L’ Agent Secret – O Agente Secreto

L’histoire de Kleber Mendonça Filho prend racine en 1977 au Brésil, sous la dictature militaire. En pleine période de carnaval, un homme revient dans la ville de Recife pour reprendre contact avec son jeune fils. Il se fait loger dans une pension occupée par d’autres personnes qui ont intérêt à ne pas divulguer leur vrai nom aux autorités brésiliennes et il tente de vivre une vie normale. Mais il est poursuivi par son passé – qui ne nous sera divulgué que tardivement – et il pourrait bien payer de sa vie son retour en ville. Qu’est-ce qui a bien pu attirer autant d’ennuis à ce « monsieur tout le monde » à qui on donnerait le bon Dieu sans confession ? Qui est-il vraiment ? Qui sont ces deux hommes envoyés à ses trousses par un homme qui semble lui en vouloir personnellement ?

L’Agent Secret est un cas typique de titre déceptif car on a envie de répondre à l’invitation de voir le Pablo Escobar de Narcos revêtir un costume de James Bond brésilien. Et le film de Kleber Mendonça Filho joue avec nous, comme s’il cherchait à reporter, sous une couche d’intrigues plus anecdotiques, une grande révélation sur son personnage. La vérité est qu’il n’yen aura pas car le personnage incarné par Wagner Moura se rapproche dangereusement d’un monsieur tout le monde. Mais un « monsieur tout le monde » qui vit au Brésil en 1977, dans un régime dictatorial et corrompu, peut à tout moment devenir un homme à abattre.
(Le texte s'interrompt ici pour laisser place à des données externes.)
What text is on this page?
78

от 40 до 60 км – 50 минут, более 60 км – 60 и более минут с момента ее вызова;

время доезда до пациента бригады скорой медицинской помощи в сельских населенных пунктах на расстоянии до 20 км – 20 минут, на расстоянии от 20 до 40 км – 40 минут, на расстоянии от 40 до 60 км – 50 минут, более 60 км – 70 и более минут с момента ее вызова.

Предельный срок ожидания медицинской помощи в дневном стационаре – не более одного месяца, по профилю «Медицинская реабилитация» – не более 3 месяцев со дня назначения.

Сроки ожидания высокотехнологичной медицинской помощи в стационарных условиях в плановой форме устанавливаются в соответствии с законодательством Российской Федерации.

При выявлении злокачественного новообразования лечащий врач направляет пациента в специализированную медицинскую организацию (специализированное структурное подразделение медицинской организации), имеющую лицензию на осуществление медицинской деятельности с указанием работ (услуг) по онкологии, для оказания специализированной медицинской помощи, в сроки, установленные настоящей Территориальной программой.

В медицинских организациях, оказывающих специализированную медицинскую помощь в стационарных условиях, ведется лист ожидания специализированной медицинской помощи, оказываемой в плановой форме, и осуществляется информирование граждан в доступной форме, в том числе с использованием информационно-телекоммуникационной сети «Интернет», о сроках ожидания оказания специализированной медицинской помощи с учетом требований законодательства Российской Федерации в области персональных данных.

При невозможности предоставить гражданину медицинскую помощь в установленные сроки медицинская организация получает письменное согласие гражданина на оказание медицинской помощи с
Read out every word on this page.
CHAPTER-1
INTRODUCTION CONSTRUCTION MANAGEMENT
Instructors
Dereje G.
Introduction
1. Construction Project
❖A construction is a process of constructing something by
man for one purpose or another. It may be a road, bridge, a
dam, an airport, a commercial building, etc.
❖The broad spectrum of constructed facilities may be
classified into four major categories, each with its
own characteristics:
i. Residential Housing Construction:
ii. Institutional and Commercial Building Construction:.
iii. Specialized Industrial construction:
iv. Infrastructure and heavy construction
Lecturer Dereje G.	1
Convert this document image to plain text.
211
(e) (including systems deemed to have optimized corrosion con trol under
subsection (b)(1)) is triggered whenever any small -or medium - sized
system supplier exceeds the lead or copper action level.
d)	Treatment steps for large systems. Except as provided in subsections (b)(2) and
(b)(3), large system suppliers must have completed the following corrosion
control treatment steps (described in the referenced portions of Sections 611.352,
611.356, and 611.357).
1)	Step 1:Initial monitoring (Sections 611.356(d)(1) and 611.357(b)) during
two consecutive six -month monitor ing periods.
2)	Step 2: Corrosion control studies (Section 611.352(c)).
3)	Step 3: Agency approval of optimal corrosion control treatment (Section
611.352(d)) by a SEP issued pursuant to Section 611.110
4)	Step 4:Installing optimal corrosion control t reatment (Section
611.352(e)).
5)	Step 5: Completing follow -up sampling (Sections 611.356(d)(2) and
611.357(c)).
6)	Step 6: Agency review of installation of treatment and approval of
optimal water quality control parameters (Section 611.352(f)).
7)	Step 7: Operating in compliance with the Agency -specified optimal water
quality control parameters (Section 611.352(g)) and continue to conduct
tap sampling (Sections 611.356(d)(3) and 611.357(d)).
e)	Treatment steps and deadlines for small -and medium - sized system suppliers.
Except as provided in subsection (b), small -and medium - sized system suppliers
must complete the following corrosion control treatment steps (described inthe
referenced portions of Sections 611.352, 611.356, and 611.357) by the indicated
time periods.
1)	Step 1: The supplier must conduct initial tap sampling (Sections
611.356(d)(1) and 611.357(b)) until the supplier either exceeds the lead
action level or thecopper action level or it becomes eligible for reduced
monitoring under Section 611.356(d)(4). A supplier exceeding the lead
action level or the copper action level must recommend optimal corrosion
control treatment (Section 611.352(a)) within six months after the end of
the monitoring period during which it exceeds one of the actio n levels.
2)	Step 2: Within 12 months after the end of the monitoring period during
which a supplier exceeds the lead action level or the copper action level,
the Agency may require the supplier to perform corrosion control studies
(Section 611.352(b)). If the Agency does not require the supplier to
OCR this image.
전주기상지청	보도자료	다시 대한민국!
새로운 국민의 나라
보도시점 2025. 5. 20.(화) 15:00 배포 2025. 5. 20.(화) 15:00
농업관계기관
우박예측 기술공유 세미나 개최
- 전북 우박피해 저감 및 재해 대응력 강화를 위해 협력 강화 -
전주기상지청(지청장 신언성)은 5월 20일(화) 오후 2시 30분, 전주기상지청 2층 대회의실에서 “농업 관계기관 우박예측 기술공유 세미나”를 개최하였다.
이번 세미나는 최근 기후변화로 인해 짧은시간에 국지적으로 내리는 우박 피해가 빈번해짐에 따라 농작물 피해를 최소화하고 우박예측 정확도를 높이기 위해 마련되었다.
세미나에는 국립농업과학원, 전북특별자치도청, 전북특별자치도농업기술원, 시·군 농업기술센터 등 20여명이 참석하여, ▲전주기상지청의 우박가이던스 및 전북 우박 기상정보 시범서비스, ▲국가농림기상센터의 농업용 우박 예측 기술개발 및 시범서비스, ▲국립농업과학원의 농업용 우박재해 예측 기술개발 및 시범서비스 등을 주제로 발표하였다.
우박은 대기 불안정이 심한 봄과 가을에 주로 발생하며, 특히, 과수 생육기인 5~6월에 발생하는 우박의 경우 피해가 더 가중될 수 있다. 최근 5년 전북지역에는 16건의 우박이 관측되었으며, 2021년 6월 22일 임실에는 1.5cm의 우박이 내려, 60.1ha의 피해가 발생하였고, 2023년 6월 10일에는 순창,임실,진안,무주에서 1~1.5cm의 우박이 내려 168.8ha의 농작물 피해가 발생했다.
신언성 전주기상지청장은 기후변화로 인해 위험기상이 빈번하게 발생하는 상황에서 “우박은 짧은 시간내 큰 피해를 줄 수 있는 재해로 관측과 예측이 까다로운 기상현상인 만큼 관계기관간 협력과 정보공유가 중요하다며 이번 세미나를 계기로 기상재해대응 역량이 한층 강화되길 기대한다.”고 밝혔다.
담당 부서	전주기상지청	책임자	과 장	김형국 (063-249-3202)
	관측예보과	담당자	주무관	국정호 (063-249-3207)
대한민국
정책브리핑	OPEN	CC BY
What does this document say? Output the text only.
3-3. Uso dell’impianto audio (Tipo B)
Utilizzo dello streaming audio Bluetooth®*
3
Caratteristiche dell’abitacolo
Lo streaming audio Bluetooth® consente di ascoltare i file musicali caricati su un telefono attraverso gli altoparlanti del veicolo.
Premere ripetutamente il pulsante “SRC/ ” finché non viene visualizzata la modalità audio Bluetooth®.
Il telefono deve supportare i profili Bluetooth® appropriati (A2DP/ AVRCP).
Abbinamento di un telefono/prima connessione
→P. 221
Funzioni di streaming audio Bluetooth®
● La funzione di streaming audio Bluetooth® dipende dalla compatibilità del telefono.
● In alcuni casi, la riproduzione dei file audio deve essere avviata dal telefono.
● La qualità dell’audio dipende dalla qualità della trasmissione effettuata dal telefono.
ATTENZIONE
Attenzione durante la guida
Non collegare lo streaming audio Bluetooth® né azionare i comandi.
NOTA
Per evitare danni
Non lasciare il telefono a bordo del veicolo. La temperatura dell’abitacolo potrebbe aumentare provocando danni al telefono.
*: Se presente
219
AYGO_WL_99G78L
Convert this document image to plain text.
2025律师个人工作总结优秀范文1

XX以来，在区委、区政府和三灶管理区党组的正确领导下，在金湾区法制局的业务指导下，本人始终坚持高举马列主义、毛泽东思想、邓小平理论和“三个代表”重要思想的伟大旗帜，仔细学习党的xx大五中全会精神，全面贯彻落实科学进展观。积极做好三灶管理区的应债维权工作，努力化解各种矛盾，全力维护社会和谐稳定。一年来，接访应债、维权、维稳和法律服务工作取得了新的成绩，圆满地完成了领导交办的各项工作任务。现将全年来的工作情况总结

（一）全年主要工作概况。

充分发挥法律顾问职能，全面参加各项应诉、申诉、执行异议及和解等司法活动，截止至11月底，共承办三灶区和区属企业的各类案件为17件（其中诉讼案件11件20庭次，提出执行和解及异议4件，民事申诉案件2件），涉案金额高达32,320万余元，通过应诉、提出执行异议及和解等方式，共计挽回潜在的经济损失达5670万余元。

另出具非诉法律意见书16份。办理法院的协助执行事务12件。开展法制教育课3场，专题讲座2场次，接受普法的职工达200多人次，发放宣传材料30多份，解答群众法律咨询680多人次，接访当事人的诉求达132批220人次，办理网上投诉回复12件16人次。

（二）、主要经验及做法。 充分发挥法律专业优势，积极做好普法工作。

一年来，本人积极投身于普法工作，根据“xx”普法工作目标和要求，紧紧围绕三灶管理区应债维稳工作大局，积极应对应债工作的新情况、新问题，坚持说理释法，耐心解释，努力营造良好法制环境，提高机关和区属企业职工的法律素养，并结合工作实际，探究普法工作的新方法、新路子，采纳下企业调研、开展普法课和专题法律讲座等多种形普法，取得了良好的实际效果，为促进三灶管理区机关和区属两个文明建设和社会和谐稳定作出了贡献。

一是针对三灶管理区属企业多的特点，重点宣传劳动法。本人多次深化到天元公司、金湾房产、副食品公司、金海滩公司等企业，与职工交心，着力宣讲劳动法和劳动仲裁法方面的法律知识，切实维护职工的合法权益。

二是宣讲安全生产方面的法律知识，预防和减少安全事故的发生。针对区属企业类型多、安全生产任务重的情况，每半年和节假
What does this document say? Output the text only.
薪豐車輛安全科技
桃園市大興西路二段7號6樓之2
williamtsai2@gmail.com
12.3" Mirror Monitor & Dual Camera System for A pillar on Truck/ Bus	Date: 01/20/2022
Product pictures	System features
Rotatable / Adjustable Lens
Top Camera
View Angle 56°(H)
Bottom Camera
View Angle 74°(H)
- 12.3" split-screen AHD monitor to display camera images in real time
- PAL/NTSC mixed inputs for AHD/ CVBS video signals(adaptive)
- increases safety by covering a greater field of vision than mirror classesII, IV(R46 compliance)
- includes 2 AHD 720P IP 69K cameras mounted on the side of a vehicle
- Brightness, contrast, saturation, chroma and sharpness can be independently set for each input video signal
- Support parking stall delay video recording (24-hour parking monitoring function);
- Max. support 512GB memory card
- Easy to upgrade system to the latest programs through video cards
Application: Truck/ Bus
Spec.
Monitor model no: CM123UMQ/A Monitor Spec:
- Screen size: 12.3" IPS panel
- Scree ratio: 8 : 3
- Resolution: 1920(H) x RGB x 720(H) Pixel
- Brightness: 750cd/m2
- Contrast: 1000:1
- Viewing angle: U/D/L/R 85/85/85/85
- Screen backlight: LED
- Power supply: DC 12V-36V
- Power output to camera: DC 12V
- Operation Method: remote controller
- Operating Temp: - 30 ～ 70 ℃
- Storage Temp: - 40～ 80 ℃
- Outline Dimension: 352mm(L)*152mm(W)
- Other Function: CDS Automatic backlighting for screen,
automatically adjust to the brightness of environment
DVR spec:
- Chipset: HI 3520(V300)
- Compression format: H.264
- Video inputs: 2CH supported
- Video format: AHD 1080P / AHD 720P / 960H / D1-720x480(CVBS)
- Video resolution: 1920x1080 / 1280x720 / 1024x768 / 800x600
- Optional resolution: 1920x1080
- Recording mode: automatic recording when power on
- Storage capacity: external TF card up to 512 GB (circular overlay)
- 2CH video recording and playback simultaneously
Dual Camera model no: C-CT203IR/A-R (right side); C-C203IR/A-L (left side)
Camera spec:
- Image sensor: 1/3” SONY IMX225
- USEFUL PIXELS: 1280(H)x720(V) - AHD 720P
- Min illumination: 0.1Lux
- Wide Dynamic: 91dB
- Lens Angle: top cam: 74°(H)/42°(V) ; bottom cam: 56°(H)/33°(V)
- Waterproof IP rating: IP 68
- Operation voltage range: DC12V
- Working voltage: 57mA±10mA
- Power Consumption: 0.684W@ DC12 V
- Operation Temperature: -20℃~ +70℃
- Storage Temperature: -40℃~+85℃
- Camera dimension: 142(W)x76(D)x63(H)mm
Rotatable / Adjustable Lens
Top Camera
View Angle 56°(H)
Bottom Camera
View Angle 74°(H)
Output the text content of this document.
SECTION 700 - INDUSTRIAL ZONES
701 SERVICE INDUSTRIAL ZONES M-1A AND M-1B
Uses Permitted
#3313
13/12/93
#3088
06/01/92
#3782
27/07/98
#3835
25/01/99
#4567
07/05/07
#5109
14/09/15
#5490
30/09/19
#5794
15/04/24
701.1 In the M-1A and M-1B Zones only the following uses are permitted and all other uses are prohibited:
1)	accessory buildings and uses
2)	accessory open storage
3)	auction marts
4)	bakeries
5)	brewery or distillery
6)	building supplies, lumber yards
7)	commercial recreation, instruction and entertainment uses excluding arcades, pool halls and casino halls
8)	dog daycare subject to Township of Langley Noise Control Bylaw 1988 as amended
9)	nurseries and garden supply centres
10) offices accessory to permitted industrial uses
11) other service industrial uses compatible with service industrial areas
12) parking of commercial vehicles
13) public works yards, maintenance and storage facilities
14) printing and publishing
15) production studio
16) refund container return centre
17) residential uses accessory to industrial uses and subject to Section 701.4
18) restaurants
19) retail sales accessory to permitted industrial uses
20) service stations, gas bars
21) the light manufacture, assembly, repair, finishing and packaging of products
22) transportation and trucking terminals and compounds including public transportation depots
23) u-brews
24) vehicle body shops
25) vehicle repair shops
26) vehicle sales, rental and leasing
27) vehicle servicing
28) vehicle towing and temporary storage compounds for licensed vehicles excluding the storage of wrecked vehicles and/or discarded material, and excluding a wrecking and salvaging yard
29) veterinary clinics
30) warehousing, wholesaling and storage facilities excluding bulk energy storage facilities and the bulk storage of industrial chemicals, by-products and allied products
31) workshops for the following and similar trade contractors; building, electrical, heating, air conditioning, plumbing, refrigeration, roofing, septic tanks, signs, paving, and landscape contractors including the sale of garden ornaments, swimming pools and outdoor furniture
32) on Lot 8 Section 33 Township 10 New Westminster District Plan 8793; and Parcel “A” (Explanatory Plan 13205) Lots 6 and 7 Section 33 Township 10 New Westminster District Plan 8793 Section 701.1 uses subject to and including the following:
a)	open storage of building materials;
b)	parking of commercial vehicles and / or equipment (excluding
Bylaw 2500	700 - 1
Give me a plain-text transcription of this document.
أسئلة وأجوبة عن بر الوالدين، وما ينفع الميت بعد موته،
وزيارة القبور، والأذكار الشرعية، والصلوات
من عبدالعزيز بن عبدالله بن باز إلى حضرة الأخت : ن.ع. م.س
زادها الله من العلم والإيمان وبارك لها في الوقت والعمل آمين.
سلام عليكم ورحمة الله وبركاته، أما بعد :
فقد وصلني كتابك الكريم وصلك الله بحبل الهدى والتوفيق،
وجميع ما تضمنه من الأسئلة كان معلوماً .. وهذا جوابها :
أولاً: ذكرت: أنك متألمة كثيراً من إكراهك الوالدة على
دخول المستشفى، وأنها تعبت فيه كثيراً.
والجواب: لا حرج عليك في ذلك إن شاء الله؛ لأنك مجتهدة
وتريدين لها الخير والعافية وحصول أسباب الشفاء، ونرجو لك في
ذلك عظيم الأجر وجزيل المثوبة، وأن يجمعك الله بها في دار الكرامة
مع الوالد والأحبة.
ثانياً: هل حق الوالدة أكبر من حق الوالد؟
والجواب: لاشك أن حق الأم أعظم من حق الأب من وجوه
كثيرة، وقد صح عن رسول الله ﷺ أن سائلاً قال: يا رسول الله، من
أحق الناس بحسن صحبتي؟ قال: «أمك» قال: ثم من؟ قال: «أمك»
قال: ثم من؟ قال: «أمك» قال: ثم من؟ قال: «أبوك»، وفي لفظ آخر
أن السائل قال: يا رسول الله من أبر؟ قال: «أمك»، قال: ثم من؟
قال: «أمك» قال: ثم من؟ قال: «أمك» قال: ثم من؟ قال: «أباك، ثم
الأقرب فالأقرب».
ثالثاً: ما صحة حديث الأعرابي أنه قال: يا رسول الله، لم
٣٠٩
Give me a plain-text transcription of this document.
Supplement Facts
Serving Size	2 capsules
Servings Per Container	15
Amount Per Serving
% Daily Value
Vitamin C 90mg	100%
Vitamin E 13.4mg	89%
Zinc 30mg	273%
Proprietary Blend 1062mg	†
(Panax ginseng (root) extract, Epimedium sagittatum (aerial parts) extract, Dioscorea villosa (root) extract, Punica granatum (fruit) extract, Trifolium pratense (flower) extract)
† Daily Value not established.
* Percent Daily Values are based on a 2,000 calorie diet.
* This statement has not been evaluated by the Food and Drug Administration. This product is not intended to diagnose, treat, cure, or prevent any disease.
Quand on a compris cela, la portée politique de cet étrange thriller néo-noir aux allures quasi-documentaire est claire comme de l’eau de roche. Peut-être moins directe dans le drame et la dénonciation que le très bon Je suis Toujours là qui évoquait aussi cette période terrible, mais elle suinte dans atmosphère du film. On se perd vite dans le dédale de corruption et de crime du Récife de la fin des années 1970, où les tueurs fricotent avec les flics le temps d’une virée, où on retrouve une jambe dans un requin quand elle ne se balade pas dans les lieux mal fréquentés de la ville pour botter des fesses, où un chat à deux têtes cohabite avec un groupe de paumés et de réfugiés politiques sous la bienveillance d’une vieille femme de plus de 70 ans. Dans une ville où la mort peut surgir à tout moment et être vite maquillée. Lorsqu’on déterre les cadavres des décennies plus tard, on peut y découvrir des histoires incroyables.

Rien n’est vraiment anecdotique dans la peinture d’époque minutieuse de 2h38 (!) que nous fait Kleber Mendonça Filho. Même cette scène déconnectée où un flic contraint un allemand incarné par Udo Kier (dans son dernier rôle) à montrer ses blessures de guerre contribue à créer une atmosphère d’étrangeté poisseuse, un climat à la fois malsain, précaire et révoltant. Entre références cinématographiques appuyées aux Dents de la Mer ou à la Malédiction (le beau-père du héros tient un cinéma) et détails de presse incongrus, le film capte comme un instantané d’une époque, de souvenirs et des ressentis peut-être revenus à la surface avec l’arrivée au pouvoir de Bolsonaro ? Une atmosphère et des impressions si précises qu’on se croit parfois dans une version naturaliste et absurde du Summer of Sam de Spike Lee. Le scénariste / réalisateur manie le grotesque et parfois la poésie sans se départir d’un réalisme grave. On peut sourire devant les caricatures de gros bras pourris par la corruption, mais à aucun moment on ne doute du sérieux de la menace et de la réalité des personnages modestes qui entourent l’anti-héros. Et on tremble pour eux sur la grande montée de la menace avant l’explosion de la dernière partie. Bref, une belle coproduction franco-brésilienne qui mérite le coup d’oeil.